Fort surprise et un peu alarmée, car ce qui nous paraît inexplicable nous alarme toujours, Jeanie questionna la servante sur la tournure de ces deux femmes. Mais tout ce qu’elle en apprit, c’est que l’une était âgée et l’autre jeune ; que cette dernière était la plus grande ; que la première parlait davantage et semblait prendre un ton d’autorité sur sa compagne, et que toutes deux avaient l’accent écossais.

Ceci ne lui donnait aucune lumière ; et, éprouvant un pressentiment indéfinissable que l’on formait contre elle quelque mauvais dessein, Jeanie se décida à prendre un cheval et un guide pour la poste suivante. Mais elle ne put accomplir ce projet. Quelques circonstances accidentelles avaient occasionné un emploi beaucoup plus considérable qu’à l’ordinaire de postillons et de chevaux, et l’hôte ne put lui en procurer. Après avoir attendu quelque temps dans l’espoir qu’une couple de chevaux qui étaient allés vers le sud reviendraient assez à temps pour qu’elle en profitât, elle se sentit honteuse de sa pusillanimité, et résolut de continuer son voyage à la manière accoutumée.

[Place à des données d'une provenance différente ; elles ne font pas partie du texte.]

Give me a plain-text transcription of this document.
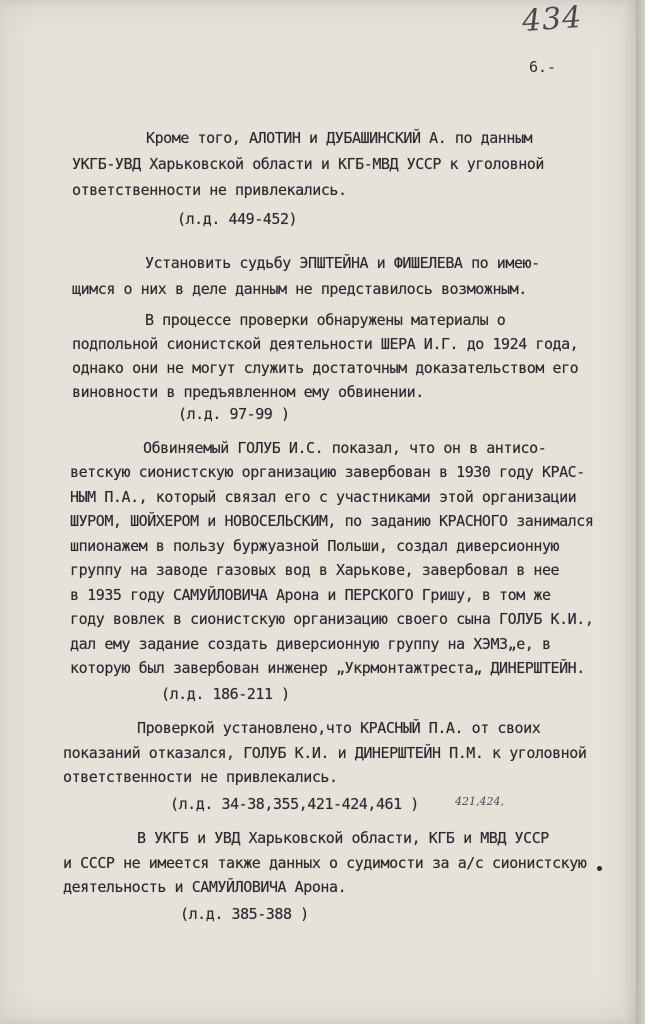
434
6.-
Кроме того, АЛОТИН и ДУБАШИНСКИЙ А. по данным
УКГБ-УВД Харьковской области и КГБ-МВД УССР к уголовной
ответственности не привлекались.
(л.д. 449-452)
Установить судьбу ЭПШТЕЙНА и ФИШЕЛЕВА по имею-
щимся о них в деле данным не представилось возможным.
В процессе проверки обнаружены материалы о
подпольной сионистской деятельности ШЕРА И.Г. до 1924 года,
однако они не могут служить достаточным доказательством его
виновности в предъявленном ему обвинении.
(л.д. 97-99 )
Обвиняемый ГОЛУБ И.С. показал, что он в антисо-
ветскую сионистскую организацию завербован в 1930 году КРАС-
НЫМ П.А., который связал его с участниками этой организации
ШУРОМ, ШОЙХЕРОМ и НОВОСЕЛЬСКИМ, по заданию КРАСНОГО занимался
шпионажем в пользу буржуазной Польши, создал диверсионную
группу на заводе газовых вод в Харькове, завербовал в нее
в 1935 году САМУЙЛОВИЧА Арона и ПЕРСКОГО Гришу, в том же
году вовлек в сионистскую организацию своего сына ГОЛУБ К.И.,
дал ему задание создать диверсионную группу на ХЭМЗ„е, в
которую был завербован инженер „Укрмонтажтреста„ ДИНЕРШТЕЙН.
(л.д. 186-211 )
Проверкой установлено,что КРАСНЫЙ П.А. от своих
показаний отказался, ГОЛУБ К.И. и ДИНЕРШТЕЙН П.М. к уголовной
ответственности не привлекались.
(л.д. 34-38,355,421-424,461 )	421,424,
В УКГБ и УВД Харьковской области, КГБ и МВД УССР
и СССР не имеется также данных о судимости за а/с сионистскую
деятельность и САМУЙЛОВИЧА Арона.
(л.д. 385-388 )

La route était droite et unie, lui assura l’hôte, à l’exception d’une haute montagne appelée Gunnersbury, à environ trois milles de Grantham. C’était là que Jeanie devait aller passer la nuit.

« Je suis bien aise d’apprendre qu’il y ait une montagne, dit Jeanie, car mes yeux et mes pieds même sont fatigués d’une si grande étendue de pays plat. Depuis York jusqu’ici on dirait que la route a été aplanie et nivelée, ce qui est bien insipide pour des yeux écossais. Lorsque je perdis de vue une grande montagne bleuâtre qu’on appelle Ingleborro, je sentis que j’étais sur une terre étrangère, où il ne me restait plus un ami. — Ma foi, la jeune fille, répondit l’hôte, si vous aimez tant les montagnes, je voudrais que vous pussiez emporter Gunnersbury dans votre tablier, car c’est la mort des chevaux de poste. Mais allons, à votre santé et à votre voyage, et puissiez-vous vous en bien tirer, car vous m’avez l’air d’une fille brave et résolue. » En parlant ainsi, il puisa d’une manière formidable dans un énorme pot d’étain plein d’une ale brassée chez lui, qui était sur la table.

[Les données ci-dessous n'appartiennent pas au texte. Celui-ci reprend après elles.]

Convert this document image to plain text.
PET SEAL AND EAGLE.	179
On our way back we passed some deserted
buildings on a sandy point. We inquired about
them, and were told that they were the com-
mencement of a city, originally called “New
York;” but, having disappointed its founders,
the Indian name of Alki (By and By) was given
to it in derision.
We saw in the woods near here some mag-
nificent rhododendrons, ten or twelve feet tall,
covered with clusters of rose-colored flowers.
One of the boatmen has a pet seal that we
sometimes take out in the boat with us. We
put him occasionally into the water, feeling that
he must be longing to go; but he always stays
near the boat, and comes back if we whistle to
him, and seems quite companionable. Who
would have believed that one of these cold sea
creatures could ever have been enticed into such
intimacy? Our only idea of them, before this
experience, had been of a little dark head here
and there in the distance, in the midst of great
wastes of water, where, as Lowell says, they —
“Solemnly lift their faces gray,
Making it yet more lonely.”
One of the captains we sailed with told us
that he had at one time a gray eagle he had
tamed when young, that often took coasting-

« J’espère qu’il n’y a pas mauvaise compagnie sur la route, dit Jeanie. — Quand elle en sera libre, je la paverai de galettes ; cependant il n’y en a pas tant maintenant, et depuis qu’ils ont perdu Jim-the-Kat, ils sont tous dispersés, et ne tiennent pas plus ensemble que les hommes de Marsham quand ils perdirent leur chef. Buvez une goutte avant de partir, » ajouta-t-il en lui offrant le pot d’étain, « car ce soir vous n’aurez rien pour souper que du gruau et une pinte d’eau. »

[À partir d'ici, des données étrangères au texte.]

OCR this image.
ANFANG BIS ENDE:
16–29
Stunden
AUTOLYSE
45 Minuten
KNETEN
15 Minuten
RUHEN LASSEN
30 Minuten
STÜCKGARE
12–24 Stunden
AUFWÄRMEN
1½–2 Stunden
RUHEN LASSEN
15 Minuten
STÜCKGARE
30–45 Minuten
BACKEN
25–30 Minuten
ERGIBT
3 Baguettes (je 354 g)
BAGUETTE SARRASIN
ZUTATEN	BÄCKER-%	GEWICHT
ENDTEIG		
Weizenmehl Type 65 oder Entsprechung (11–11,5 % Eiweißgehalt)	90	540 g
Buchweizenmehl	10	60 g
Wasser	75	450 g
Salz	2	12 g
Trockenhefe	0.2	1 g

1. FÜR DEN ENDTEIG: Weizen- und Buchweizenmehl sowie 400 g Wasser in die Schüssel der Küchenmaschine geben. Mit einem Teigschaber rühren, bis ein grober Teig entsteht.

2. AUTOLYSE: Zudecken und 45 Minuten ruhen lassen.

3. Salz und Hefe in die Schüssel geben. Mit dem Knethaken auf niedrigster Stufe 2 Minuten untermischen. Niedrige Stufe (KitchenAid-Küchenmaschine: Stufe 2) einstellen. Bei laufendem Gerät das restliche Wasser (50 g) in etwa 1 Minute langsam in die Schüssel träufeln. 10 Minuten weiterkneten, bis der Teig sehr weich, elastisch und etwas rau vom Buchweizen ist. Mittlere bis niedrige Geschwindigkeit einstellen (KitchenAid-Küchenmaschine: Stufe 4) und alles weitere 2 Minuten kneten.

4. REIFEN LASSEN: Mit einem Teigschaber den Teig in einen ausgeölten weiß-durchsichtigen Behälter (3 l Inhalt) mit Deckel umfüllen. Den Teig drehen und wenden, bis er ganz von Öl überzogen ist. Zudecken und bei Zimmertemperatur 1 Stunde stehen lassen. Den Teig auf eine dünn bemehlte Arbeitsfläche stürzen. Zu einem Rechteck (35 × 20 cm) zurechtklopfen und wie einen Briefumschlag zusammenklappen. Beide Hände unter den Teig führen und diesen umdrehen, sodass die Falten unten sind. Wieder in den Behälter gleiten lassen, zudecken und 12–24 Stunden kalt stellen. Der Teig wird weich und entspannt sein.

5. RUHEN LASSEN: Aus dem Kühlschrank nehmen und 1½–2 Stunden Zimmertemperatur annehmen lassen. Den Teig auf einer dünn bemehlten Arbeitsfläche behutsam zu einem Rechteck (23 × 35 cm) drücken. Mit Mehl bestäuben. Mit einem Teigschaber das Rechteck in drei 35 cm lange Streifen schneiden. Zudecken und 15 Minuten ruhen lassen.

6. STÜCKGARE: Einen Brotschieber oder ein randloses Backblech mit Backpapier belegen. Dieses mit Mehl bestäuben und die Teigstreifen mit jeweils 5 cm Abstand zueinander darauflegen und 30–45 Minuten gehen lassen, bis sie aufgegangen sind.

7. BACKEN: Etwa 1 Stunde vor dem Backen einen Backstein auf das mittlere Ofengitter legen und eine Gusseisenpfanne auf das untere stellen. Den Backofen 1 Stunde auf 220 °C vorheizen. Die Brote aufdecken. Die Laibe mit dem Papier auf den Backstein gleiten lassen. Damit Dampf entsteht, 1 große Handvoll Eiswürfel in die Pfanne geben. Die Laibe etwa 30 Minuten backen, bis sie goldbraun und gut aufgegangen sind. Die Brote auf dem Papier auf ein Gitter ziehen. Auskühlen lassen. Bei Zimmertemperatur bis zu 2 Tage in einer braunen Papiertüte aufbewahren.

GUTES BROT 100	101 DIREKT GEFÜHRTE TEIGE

Jeanie refusa poliment, et lui demanda quel était son lawing[2].

« Votre lawing ! que Dieu vous protège ! et que voulez-vous dire par là ? — C’est que je voudrais savoir ce que j’ai à vous payer. — À me payer ! Dieu vous soit en aide ! Rien, mon enfant, rien du tout. On n’a tiré pour vous qu’une demi-pinte de bière, et la Tète de-Sarrasin est bien en état de donner une bouchée à manger à une pauvre étrangère qui ne sait pas un mot de langue chrétienne. Allons, encore une fois, à votre santé ; » et il puisa derechef dans le pot d’étain aussi largement que la première fois.

Les voyageurs qui ont traversé Newark depuis peu ne peuvent manquer de se rappeler le bon ton et la politesse remarquables de la personne qui y tient maintenant la principale auberge, et trouveraient peut-être quelque plaisir à les mettre en contraste avec la brusquerie de son grossier prédécesseur. Mais nous ne croyons pas que nul se soit aperçu que le poli ait rien ôté au métal de sa valeur.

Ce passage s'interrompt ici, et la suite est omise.